There came a second crash, a third. Then all was silent and the ghosts that perhaps haunted this dungeon, spirits of those who suffered here in solitary confinement centuries ago, might, Dave supposed, walk in peace.

It was Alice who broke that silence. Her voice was as calm and restful as it would have been were she seated before the fire in her own kitchen. She was speaking to the two waifs from London’s slums. They were curled up beside her on an ancient stone bench.

“Yes, children,” was her answer to a whispered question, “Louise and Charlotte, the two lady spies, lived and worked as spies for a long time. They performed many daring feats.

“You know,” she went on, and they were all listening now, “Louise and Charlotte always had messages to carry across the line. In places there was a river to cross. Always there was the terrible wall of barbed wire and traps. Louise, who could not swim and dared not trust a boat, went across the river many times on a large chopping bowl.”

“Funny little boat,” Peggy whispered.

“They used strange devices for hiding their messages.” Alice had a good memory. “Once when Louise was arrested she threw a black ball of yarn into the brush at the side of the road but held to the end until it had landed. The message was wound inside the ball of yarn.”

“They didn’t find it. That was good!” Tillie whispered. “Go on! What else?”

“Once the two girl spies seemed to be going on a picnic. They were munching bread and sausages as they marched along. Once more they were searched. Nothing was found. The message was in Louise’s sausage.

“Oh yes,” Alice drew a heavy sigh. “Those two girls did marvelous things for their country. They set up a secret radio and sent over messages. They trained carrier pigeons to take messages across the line. Daring Frenchmen were carried over the line in airplanes to spy out the enemy’s defenses. Louise helped them.

“And after that,” the story teller sighed more deeply, “there came darker days. The enemy counter-spies wove a web of evidence about them. They were arrested. Evidence was produced. They were court-martialed. The sentence was: ‘For Louise, death. For Charlotte, death.’”

“And—and were they really shot?” Peggy whispered with a shudder.

“Not yet.” Alice’s voice was low. “Their prison keeper had come to respect and love them as if they were his children.

“‘Poor souls’, he said, ‘So they have condemned you to die? Ask what you will. It shall be granted.’

“When the day for their execution was near,” Alice went on, “they requested that they might spend their last night on earth together.

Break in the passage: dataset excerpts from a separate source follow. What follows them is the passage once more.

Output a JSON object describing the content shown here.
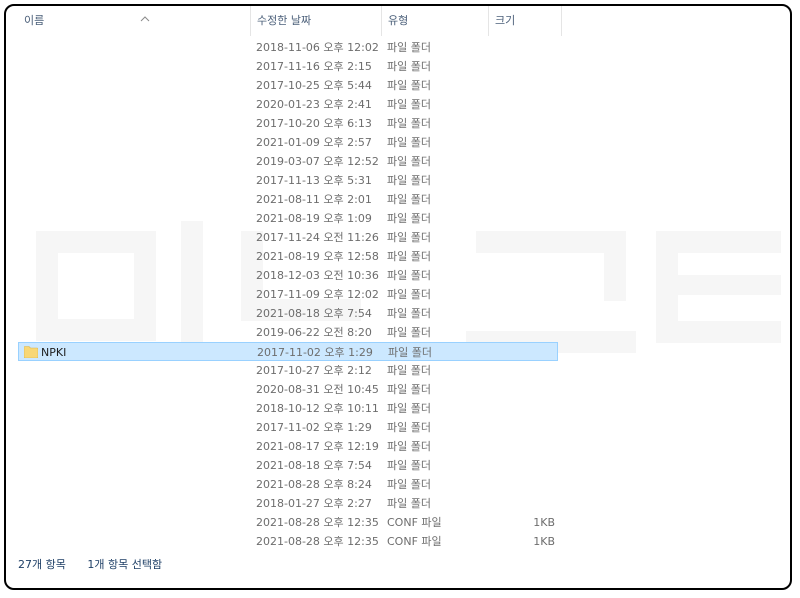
{
  "columns": {
    "name": "이름",
    "date": "수정한 날짜",
    "type": "유형",
    "size": "크기"
  },
  "files": [
    {
      "name": "",
      "date": "2018-11-06 오후 12:02",
      "type": "파일 폴더",
      "size": ""
    },
    {
      "name": "",
      "date": "2017-11-16 오후 2:15",
      "type": "파일 폴더",
      "size": ""
    },
    {
      "name": "",
      "date": "2017-10-25 오후 5:44",
      "type": "파일 폴더",
      "size": ""
    },
    {
      "name": "",
      "date": "2020-01-23 오후 2:41",
      "type": "파일 폴더",
      "size": ""
    },
    {
      "name": "",
      "date": "2017-10-20 오후 6:13",
      "type": "파일 폴더",
      "size": ""
    },
    {
      "name": "",
      "date": "2021-01-09 오후 2:57",
      "type": "파일 폴더",
      "size": ""
    },
    {
      "name": "",
      "date": "2019-03-07 오후 12:52",
      "type": "파일 폴더",
      "size": ""
    },
    {
      "name": "",
      "date": "2017-11-13 오후 5:31",
      "type": "파일 폴더",
      "size": ""
    },
    {
      "name": "",
      "date": "2021-08-11 오후 2:01",
      "type": "파일 폴더",
      "size": ""
    },
    {
      "name": "",
      "date": "2021-08-19 오후 1:09",
      "type": "파일 폴더",
      "size": ""
    },
    {
      "name": "",
      "date": "2017-11-24 오전 11:26",
      "type": "파일 폴더",
      "size": ""
    },
    {
      "name": "",
      "date": "2021-08-19 오후 12:58",
      "type": "파일 폴더",
      "size": ""
    },
    {
      "name": "",
      "date": "2018-12-03 오전 10:36",
      "type": "파일 폴더",
      "size": ""
    },
    {
      "name": "",
      "date": "2017-11-09 오후 12:02",
      "type": "파일 폴더",
      "size": ""
    },
    {
      "name": "",
      "date": "2021-08-18 오후 7:54",
      "type": "파일 폴더",
      "size": ""
    },
    {
      "name": "",
      "date": "2019-06-22 오전 8:20",
      "type": "파일 폴더",
      "size": ""
    },
    {
      "name": "NPKI",
      "date": "2017-11-02 오후 1:29",
      "type": "파일 폴더",
      "size": "",
      "selected": true
    },
    {
      "name": "",
      "date": "2017-10-27 오후 2:12",
      "type": "파일 폴더",
      "size": ""
    },
    {
      "name": "",
      "date": "2020-08-31 오전 10:45",
      "type": "파일 폴더",
      "size": ""
    },
    {
      "name": "",
      "date": "2018-10-12 오후 10:11",
      "type": "파일 폴더",
      "size": ""
    },
    {
      "name": "",
      "date": "2017-11-02 오후 1:29",
      "type": "파일 폴더",
      "size": ""
    },
    {
      "name": "",
      "date": "2021-08-17 오후 12:19",
      "type": "파일 폴더",
      "size": ""
    },
    {
      "name": "",
      "date": "2021-08-18 오후 7:54",
      "type": "파일 폴더",
      "size": ""
    },
    {
      "name": "",
      "date": "2021-08-28 오후 8:24",
      "type": "파일 폴더",
      "size": ""
    },
    {
      "name": "",
      "date": "2018-01-27 오후 2:27",
      "type": "파일 폴더",
      "size": ""
    },
    {
      "name": "",
      "date": "2021-08-28 오후 12:35",
      "type": "CONF 파일",
      "size": "1KB"
    },
    {
      "name": "",
      "date": "2021-08-28 오후 12:35",
      "type": "CONF 파일",
      "size": "1KB"
    }
  ],
  "status": {
    "item_count": "27개 항목",
    "selection": "1개 항목 선택함"
  },
  "icons": {
    "sort": "sort-ascending-icon",
    "folder": "folder-icon"
  },
  "colors": {
    "selection_bg": "#cce8ff",
    "selection_border": "#99d1ff",
    "header_text": "#4c607a",
    "folder_yellow": "#f8d775"
  }
}
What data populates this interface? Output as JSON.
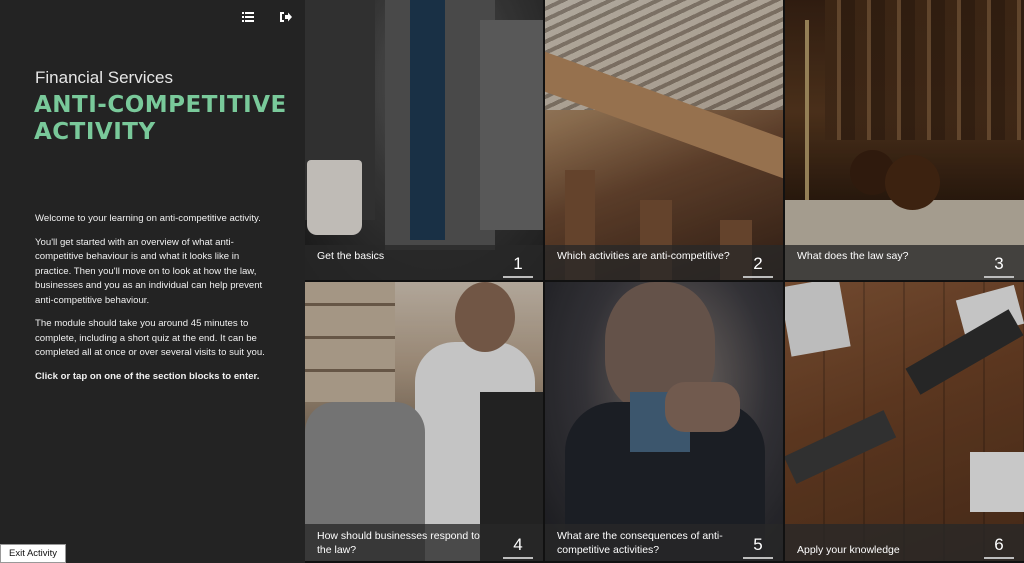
{
  "header": {
    "menu_icon": "list-icon",
    "exit_icon": "sign-out-icon"
  },
  "course": {
    "subtitle": "Financial Services",
    "title_line1": "ANTI-COMPETITIVE",
    "title_line2": "ACTIVITY"
  },
  "intro": {
    "p1": "Welcome to your learning on anti-competitive activity.",
    "p2": "You'll get started with an overview of what anti-competitive behaviour is and what it looks like in practice. Then you'll move on to look at how the law, businesses and you as an individual can help prevent anti-competitive behaviour.",
    "p3": "The module should take you around 45 minutes to complete, including a short quiz at the end. It can be completed all at once or over several visits to suit you.",
    "p4": "Click or tap on one of the section blocks to enter."
  },
  "exit_button": "Exit Activity",
  "sections": [
    {
      "label": "Get the basics",
      "number": "1"
    },
    {
      "label": "Which activities are anti-competitive?",
      "number": "2"
    },
    {
      "label": "What does the law say?",
      "number": "3"
    },
    {
      "label": "How should businesses respond to the law?",
      "number": "4"
    },
    {
      "label": "What are the consequences of anti-competitive activities?",
      "number": "5"
    },
    {
      "label": "Apply your knowledge",
      "number": "6"
    }
  ],
  "colors": {
    "accent": "#79c99a",
    "panel": "#232323"
  }
}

“The keeper carried this request to the governor. He returned with a radiant face. ‘He has refused it,’ he whispered to Louise. Thank God! It means that they will not shoot you in the morning. Otherwise he would not have denied you.”

“Oh, good!” Peggy breathed.

“That morning,” Alice went on after a time, “another beautiful girl, Gabrielle Petiti, was to be shot as a spy. Louise and Charlotte heard her walking to the place of her execution and they heard her cry: ‘Salut! O mon dernier matin!’ (Salute, O my last morning!)”

“Oh!” Peggy whispered.

“And were—” Tillie began.

“No, Louise and Charlotte were not shot.” There was a catch in Alice’s voice. “Because of their loyalty and great bravery they were sent to prison for life.

“Two months and two days before the great war ended Louise died in prison. Charlotte lived on and went back to keeping shop. Perhaps she’s living still.”

“And now perhaps she’s a spy again.” Peggy shuddered with ecstasy. “I’m going to be a spy some day.”

“Alice, my dear,” said Lady Applegate, “that’s no story to tell to a child.”

But Tillie whispered very low, “I—I think it is wonderful, Alice. I—I’d like to kiss you.” And she did.

Just then there came a scratching at the door. “It’s Flash!” Cherry cried. “We’ve all forgotten him.”

As she threw the door open the dog went creeping across the floor to curl up, still whining low, at Alice’s feet.